Yesus berkata kepadanya: “Ada pula tertulis: Janganlah engkau mencobai Tuhan, Allahmu!” Matius 4:7.

Apa yang dinyatakan di sini mungkin bukan pesan yang sering disampaikan dari mimbar gereja di zaman ini, tetapi adalah hal yang sangat penting. “Jangan mencobai Tuhan, Allahmu,” adalah jawaban tegas Yesus kepada iblis di padang gurun ketika Dia digoda untuk melemparkan diri-Nya dari tebing agar Tuhan dapat menyelamatkan Dia. Hal ini juga tertulis dalam Perjanjian Lama sebagai salah satu perintah yang diberikan Musa kepada bangsa Israel. Tapi apa maksudnya mencobai Tuhan?

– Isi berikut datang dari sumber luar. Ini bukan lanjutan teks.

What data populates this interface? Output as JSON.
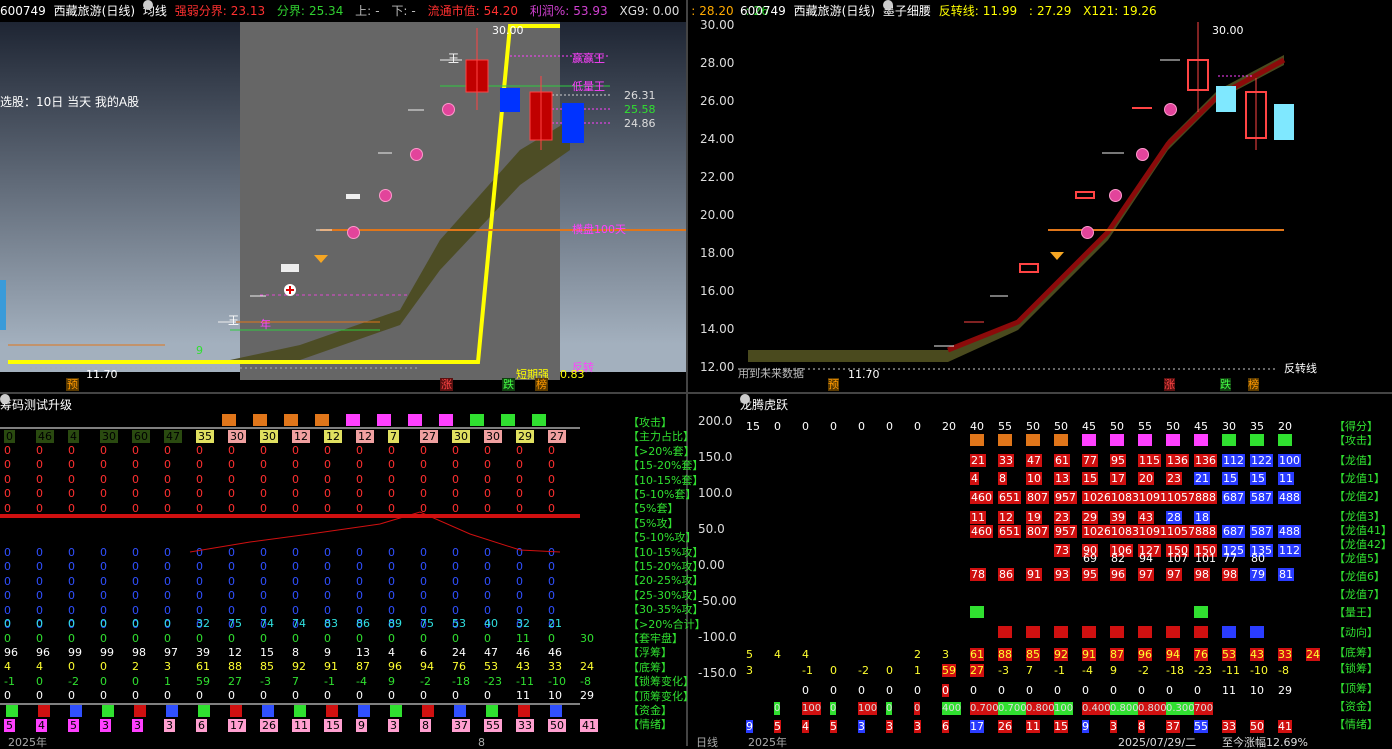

Kita masing-masing dilahirkan dengan hati nurani, sebuah “suara hati”, yang bertindak sebagai panduan untuk memberi tahu kita apa yang benar dan salah. Bahkan sejak kecil, kita dapat merasa adanya peringatan ketika kita menentang suara hati tersebut. Sebagai orang dewasa, kita makin sanggup untuk mencari alasan jika kita ingin melakukan apa yang bertentangan dengan suara hati kita. Tetapi, jika kita sekarang dengan sengaja melakukan apa yang kita tahu salah dan bertentangan dengan hati nurani kita, namun tetap berharap Tuhan memberkati kita dan mengampuni kita berulang kali atas hal-hal yang kita tahu salah, maka kita sedang mencobai Dia.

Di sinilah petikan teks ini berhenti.